Cryptic jigsaw: hip-hop star Janelle Monáe plays the lead character, who awakes to discover she doesn't know her name or address (Picture: SplashNews.com)

Series one of this paranoid near-future drama had two things going for it.

The first, which now seems more important than the second, was Julia Roberts. The film star, her allure dimmed, her hair square, added to the show’s off-kilter geometry. The second thing, which seemed refreshing, but is now degraded by repetition, was the jumbled plot.

That, too, was wobbly, because the show was about manipulated memories. The narrative was based on a podcast, so it played out with the peculiar rhythms of that medium.

Season two floats more freely, but is still about misty perception. Structurally, it retains the podcast dynamics, starting boldly, digressing, and trying to maintain interest with the selective release of information, in episodes which fade. The endings feel like beginnings. They are cliff-hangers in reverse.

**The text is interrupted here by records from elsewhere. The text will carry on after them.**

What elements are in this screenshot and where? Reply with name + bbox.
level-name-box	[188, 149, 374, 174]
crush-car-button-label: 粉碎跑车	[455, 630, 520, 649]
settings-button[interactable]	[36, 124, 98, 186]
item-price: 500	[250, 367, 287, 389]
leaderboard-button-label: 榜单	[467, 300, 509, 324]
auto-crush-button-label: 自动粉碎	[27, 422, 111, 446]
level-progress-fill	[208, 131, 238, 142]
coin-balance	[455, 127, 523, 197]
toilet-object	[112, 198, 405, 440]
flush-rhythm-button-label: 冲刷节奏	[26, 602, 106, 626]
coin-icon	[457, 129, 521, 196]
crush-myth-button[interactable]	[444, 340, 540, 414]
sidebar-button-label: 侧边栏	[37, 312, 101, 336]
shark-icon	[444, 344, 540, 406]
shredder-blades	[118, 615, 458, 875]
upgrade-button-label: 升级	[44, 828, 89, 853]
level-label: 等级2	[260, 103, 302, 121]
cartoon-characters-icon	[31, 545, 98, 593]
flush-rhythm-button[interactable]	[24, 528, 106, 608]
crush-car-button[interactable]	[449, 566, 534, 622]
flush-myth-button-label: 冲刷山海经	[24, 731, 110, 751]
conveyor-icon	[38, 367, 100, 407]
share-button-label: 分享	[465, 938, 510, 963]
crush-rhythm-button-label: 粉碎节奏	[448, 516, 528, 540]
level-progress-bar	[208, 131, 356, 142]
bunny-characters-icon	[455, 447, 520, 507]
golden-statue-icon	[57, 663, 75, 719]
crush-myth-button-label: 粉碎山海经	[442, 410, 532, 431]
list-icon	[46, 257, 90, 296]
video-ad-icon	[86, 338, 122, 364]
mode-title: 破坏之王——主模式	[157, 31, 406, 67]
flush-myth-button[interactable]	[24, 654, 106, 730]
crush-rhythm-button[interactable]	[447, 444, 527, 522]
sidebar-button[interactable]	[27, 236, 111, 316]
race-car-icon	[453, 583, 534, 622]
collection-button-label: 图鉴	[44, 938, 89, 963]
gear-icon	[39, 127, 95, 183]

This should be more-ish, but those long credit-rolls are a high-risk strategy when the story is spread so thin.

(Ali Goldstein/Amazon Studios)

Oh, the story. The opening moment, at least, is captivating. Janelle Monáe, whose character name is withheld here to protect a spoiler, wakes up in a rowing boat, knowing nothing. She’s in the middle of nowhere, confused. (Viewers are advised to enjoy this sensation.) She doesn’t know her name, or her address. She has a tattoo on her arm that she doesn’t recognise. And she thinks to herself: well, how did I get here?

Good question. The answer unfolds in flashback. Knowledge of the first series helps with the reconstruction of this cryptic jigsaw, though it doesn’t necessarily overcome the show’s reluctance to start making sense.

Would Monáe’s character, freshly liberated from her lost rowboat, really hop in a car with a stranger and start retracing her steps? If she did, because she’s inherently sharp and feisty, wouldn’t she be more wary of this paranoid weirdo and his rants about “the powers that be”? Well, maybe.

Homecoming takes dreamy confusion and injects it with vogue-ish paranoia. It is a twilight mirror, a black zone, deploying a Cold War mindset in a corporate now. There’s a mysterious bag of cat kibble in the trunk of a car, and the billboards are adorned with the slogan Get Over It.

What’s new and what’s not? Monáe’s character gets to be morally ambiguous, a feminist triumph which also permits her to have a lesbian love interest to manipulate in an evil hustle against the shadowy Geist corporation.

Geist was implicated in a military brainwashing scheme in the first series, and the baffled soldier Walter Cruz (Stephan James) is still stotting around, wondering where it all went wrong.

“I got this big hole where the world was,” he says, which is an identifiable sentiment, at least. Is it him we’re supposed to be rooting for? Maybe. Or possibly it’s Geist’s Dude-like wreck of a boss (Chris Cooper) who eats “nine-grain mush” while trying to do the right thing. “It’s not good or anything,” he says, “but you won’t be hungry for days.”